What was the end of the Cold War?
Answer
The 1991 resolution of U.S.-Soviet conflict
Explanation
The end of the Cold War was the peaceful resolution of the more than four-decade ideological, political, and military rivalry between the United States and the Soviet Union, completed in 1991 with the dissolution of the Soviet Union itself. The path from confrontation to resolution stretched across the 1980s. President Ronald Reagan ramped up American defense spending in his first term, calling the Soviet Union an evil empire in a March 1983 speech, and proposing the Strategic Defense Initiative.
After Mikhail Gorbachev became Soviet leader in March 1985, the relationship shifted. The two leaders met at the Geneva Summit in November 1985, the Reykjavik Summit in October 1986, the Washington Summit in December 1987, and the Moscow Summit in May and June 1988. They signed the Intermediate-Range Nuclear Forces Treaty on December 8, 1987, the first arms control agreement to actually destroy an entire class of nuclear weapons.

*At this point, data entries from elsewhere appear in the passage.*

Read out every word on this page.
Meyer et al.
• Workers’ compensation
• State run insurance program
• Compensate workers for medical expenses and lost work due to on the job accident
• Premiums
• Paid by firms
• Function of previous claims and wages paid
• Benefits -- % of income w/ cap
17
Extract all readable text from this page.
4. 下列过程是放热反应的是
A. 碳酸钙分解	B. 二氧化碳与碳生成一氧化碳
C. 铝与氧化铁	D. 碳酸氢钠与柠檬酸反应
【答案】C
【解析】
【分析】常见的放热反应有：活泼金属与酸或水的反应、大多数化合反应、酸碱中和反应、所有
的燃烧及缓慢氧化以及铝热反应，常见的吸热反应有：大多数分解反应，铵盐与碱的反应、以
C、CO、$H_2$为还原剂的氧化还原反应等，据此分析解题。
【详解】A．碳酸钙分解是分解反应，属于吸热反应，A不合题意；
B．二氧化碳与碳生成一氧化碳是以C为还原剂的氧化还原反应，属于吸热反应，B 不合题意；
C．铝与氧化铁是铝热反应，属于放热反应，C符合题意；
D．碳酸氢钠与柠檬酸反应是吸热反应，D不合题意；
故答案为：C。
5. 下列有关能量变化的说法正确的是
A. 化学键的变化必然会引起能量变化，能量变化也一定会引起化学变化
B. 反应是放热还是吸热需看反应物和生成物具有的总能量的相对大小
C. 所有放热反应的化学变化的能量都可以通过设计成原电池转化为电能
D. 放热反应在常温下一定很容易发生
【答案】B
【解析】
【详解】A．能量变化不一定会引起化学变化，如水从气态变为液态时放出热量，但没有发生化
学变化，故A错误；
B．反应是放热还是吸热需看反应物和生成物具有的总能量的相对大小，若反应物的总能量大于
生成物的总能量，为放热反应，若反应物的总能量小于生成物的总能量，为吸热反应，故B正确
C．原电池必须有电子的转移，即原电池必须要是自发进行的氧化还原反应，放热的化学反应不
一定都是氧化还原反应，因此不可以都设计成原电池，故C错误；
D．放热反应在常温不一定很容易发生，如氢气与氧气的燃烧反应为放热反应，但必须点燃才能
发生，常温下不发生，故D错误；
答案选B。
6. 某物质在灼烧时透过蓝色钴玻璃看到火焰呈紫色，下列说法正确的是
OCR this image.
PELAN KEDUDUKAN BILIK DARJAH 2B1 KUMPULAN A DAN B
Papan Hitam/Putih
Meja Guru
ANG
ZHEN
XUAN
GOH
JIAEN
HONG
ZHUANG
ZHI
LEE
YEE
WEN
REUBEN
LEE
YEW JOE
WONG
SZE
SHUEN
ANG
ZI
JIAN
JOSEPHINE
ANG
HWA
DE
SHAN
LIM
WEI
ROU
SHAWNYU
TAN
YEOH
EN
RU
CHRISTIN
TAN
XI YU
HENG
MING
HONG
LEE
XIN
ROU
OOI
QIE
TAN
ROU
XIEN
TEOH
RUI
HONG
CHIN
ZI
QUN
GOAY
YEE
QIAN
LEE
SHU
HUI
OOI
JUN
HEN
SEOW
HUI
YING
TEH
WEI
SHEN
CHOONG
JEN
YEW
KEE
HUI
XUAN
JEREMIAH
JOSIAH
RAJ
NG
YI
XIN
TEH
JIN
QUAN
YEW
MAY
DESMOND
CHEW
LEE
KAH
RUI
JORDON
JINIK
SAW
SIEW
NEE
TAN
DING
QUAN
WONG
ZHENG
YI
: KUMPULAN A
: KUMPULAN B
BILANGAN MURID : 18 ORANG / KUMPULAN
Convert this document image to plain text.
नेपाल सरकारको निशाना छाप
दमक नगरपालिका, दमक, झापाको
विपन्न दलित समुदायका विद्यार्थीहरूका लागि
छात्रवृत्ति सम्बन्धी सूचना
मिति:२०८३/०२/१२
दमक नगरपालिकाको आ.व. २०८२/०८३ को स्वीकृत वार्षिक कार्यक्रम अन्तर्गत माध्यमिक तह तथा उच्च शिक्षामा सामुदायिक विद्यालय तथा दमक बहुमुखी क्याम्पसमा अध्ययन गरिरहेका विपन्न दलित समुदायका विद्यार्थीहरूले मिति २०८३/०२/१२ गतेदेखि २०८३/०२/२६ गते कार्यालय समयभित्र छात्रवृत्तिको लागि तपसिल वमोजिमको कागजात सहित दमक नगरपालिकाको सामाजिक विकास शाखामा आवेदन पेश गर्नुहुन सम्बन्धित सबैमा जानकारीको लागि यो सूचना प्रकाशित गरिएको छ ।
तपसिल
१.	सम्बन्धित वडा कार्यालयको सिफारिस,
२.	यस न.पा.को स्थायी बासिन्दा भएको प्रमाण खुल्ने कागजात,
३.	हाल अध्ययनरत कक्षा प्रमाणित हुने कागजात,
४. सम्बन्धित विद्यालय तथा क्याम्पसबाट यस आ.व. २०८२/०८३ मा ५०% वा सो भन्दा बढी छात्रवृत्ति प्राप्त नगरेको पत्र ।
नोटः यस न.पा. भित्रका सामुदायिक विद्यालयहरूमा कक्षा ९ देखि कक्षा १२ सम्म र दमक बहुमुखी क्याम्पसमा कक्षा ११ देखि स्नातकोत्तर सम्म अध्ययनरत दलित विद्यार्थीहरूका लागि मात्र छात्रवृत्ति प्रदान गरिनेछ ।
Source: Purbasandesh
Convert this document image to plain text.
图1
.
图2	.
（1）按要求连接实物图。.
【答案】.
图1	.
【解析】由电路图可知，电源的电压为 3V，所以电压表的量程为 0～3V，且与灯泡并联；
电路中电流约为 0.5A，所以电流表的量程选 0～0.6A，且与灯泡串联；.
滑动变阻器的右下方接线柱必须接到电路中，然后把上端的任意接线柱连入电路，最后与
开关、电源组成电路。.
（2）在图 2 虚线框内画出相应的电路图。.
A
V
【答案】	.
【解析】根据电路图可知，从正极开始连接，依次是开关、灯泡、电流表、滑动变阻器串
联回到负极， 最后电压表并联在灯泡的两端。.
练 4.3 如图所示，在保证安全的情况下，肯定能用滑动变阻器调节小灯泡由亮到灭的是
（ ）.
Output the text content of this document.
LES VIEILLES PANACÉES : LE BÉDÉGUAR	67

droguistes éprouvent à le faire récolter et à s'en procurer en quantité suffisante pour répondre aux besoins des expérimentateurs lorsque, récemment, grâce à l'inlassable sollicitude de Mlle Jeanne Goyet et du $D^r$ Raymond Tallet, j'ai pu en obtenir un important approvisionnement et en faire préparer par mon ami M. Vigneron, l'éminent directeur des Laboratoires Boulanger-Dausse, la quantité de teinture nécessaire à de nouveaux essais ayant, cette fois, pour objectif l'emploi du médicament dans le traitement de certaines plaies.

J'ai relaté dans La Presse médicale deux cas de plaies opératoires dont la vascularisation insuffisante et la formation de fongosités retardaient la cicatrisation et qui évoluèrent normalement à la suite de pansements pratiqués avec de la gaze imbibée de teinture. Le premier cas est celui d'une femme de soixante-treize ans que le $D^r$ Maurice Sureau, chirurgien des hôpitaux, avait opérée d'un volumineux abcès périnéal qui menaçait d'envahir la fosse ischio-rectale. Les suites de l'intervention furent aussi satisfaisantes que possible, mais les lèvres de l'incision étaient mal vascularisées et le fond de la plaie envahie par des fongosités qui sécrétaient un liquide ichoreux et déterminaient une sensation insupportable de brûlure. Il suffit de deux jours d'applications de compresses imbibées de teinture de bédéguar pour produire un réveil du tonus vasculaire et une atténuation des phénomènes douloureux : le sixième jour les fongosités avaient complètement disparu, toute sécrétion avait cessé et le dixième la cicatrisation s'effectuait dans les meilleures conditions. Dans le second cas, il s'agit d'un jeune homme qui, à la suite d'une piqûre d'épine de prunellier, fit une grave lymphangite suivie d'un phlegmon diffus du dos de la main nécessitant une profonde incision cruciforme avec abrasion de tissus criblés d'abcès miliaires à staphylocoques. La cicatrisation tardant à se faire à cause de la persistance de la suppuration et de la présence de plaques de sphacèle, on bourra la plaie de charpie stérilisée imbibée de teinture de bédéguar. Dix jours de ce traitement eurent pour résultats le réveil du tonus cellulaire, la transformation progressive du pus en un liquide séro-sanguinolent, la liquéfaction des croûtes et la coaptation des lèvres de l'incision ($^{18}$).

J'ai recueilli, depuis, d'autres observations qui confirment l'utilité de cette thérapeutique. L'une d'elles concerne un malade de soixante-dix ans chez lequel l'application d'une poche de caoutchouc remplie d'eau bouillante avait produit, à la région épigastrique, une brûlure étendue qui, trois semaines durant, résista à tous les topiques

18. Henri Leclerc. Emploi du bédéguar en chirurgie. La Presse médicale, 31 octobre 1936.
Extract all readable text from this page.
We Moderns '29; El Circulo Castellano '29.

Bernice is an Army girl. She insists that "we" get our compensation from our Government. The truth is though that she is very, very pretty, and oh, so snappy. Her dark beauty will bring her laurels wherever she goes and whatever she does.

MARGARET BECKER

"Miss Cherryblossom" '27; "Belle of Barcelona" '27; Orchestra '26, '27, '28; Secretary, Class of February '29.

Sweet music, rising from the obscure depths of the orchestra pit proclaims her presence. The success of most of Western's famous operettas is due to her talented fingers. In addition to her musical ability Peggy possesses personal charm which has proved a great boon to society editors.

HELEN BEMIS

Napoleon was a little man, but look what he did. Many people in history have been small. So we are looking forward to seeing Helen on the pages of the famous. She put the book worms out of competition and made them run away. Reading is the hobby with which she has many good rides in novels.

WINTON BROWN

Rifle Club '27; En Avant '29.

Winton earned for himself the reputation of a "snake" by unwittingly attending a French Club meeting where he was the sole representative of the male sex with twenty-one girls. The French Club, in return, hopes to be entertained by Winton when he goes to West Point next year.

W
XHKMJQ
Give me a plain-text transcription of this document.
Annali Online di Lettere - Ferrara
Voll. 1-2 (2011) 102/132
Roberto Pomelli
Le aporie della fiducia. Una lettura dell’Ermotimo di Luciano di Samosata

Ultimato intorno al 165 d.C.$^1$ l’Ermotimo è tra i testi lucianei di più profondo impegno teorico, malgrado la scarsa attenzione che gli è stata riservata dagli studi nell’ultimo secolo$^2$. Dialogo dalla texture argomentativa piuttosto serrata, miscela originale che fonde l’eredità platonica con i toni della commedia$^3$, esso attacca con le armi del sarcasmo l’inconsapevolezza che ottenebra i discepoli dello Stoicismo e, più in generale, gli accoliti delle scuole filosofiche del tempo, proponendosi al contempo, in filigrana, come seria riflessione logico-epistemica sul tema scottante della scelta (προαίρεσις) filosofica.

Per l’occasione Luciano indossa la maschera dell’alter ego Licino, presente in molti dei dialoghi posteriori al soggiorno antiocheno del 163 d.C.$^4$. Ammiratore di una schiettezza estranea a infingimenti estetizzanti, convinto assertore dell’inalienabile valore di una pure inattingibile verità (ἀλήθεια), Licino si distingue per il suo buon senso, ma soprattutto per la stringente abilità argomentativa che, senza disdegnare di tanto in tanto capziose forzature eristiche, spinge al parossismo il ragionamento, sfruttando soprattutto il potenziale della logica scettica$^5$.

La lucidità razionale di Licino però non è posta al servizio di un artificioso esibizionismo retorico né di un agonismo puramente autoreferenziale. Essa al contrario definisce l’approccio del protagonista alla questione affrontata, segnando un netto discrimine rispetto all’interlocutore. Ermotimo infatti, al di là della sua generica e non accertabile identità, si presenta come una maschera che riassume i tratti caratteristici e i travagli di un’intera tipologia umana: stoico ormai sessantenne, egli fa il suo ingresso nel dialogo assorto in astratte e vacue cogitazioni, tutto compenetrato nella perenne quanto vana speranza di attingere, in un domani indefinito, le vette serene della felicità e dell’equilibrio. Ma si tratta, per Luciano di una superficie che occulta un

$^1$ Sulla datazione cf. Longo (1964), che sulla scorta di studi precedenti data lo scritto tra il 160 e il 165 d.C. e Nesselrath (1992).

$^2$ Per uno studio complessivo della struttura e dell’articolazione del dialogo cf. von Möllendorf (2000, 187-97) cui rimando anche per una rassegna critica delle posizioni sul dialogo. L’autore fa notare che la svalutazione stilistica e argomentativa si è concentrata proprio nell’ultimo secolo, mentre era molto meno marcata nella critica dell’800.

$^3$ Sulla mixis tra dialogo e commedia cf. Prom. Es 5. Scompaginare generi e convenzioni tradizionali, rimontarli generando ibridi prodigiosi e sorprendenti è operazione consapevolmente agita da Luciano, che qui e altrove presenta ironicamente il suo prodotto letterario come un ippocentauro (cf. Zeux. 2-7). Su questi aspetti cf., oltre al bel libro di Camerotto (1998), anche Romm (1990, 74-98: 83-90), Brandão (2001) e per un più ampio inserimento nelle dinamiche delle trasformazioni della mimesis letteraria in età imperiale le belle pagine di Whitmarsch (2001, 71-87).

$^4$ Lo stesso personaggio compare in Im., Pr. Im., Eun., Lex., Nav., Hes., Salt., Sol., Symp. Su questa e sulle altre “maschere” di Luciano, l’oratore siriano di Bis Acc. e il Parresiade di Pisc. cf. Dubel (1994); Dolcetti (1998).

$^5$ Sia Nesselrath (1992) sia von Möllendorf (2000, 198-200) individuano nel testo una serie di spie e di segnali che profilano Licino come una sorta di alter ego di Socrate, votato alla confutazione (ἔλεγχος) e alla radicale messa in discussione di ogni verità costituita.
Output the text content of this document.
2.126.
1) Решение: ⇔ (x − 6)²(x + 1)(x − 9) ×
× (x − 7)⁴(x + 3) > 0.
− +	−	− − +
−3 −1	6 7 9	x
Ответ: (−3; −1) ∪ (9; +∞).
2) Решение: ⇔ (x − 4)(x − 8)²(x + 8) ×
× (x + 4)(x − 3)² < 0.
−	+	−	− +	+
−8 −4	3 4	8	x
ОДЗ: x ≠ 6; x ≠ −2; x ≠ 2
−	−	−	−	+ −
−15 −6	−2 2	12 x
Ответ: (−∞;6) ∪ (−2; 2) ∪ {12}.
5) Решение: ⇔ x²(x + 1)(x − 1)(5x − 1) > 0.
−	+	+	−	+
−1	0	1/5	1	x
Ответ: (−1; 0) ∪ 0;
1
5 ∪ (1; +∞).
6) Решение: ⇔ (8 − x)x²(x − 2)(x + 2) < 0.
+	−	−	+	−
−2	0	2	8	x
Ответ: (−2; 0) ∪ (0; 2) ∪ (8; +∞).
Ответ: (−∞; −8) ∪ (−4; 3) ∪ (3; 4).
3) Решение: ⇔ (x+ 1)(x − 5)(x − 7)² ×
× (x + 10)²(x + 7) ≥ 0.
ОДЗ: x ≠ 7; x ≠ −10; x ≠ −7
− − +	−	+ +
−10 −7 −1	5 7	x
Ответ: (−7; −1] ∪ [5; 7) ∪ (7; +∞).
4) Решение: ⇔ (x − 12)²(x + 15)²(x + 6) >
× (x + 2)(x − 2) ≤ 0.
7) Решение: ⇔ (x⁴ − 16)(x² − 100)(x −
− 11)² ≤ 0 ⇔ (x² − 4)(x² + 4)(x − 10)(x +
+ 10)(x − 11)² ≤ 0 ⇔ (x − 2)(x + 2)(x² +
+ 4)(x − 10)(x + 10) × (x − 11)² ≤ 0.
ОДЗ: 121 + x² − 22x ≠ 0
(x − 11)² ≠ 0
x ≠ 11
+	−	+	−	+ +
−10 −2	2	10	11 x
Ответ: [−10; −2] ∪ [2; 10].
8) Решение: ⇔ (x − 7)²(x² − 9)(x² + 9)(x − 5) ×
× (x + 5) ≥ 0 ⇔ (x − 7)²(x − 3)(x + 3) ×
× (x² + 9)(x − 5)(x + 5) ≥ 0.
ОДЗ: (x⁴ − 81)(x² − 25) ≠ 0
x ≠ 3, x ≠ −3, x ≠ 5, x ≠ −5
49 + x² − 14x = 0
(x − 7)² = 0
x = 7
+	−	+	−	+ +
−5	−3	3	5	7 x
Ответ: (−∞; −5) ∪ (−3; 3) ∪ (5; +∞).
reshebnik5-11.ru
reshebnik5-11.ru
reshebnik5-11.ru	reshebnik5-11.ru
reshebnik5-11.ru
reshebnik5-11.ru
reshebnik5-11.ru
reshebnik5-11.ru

Gorbachev's reforms of glasnost and perestroika opened Soviet society and weakened the Communist Party's grip. He withdrew Soviet troops from Afghanistan between May 1988 and February 1989, ending the disastrous nine-year intervention. He explicitly renounced the use of force to keep Eastern European governments in power.
Reagan stood at the Brandenburg Gate in West Berlin on June 12, 1987 and declared, Mr. Gorbachev, tear down this wall. In 1989 a wave of peaceful revolutions swept Eastern Europe. Poland held semi-free elections in June. Hungary opened its border with Austria in May. The Berlin Wall fell on November 9, 1989. Czechoslovakia's Velvet Revolution and the overthrow of Romanian dictator Nicolae Ceausescu followed in November and December.
President George H.W. Bush and Gorbachev declared at the Malta Summit in December 1989 that the Cold War was over. Germany was reunified on October 3, 1990. The Strategic Arms Reduction Treaty signed on July 31, 1991 reduced strategic nuclear weapons. The Soviet Union itself dissolved on December 26, 1991, replaced by 15 independent countries.
The end of the Cold War left the United States as the sole superpower for nearly two decades. The phrase end of history was used by political scientist Francis Fukuyama to describe the apparent triumph of liberal democracy and market economics, though events in the years that followed showed the world remained more complicated than that claim suggested.
Why this matters for your test
USCIS asks about the end of the Cold War because the moment redefined American foreign policy for the next generation. Knowing how the conflict ended helps applicants connect modern American global leadership to forty years of Cold War strategy.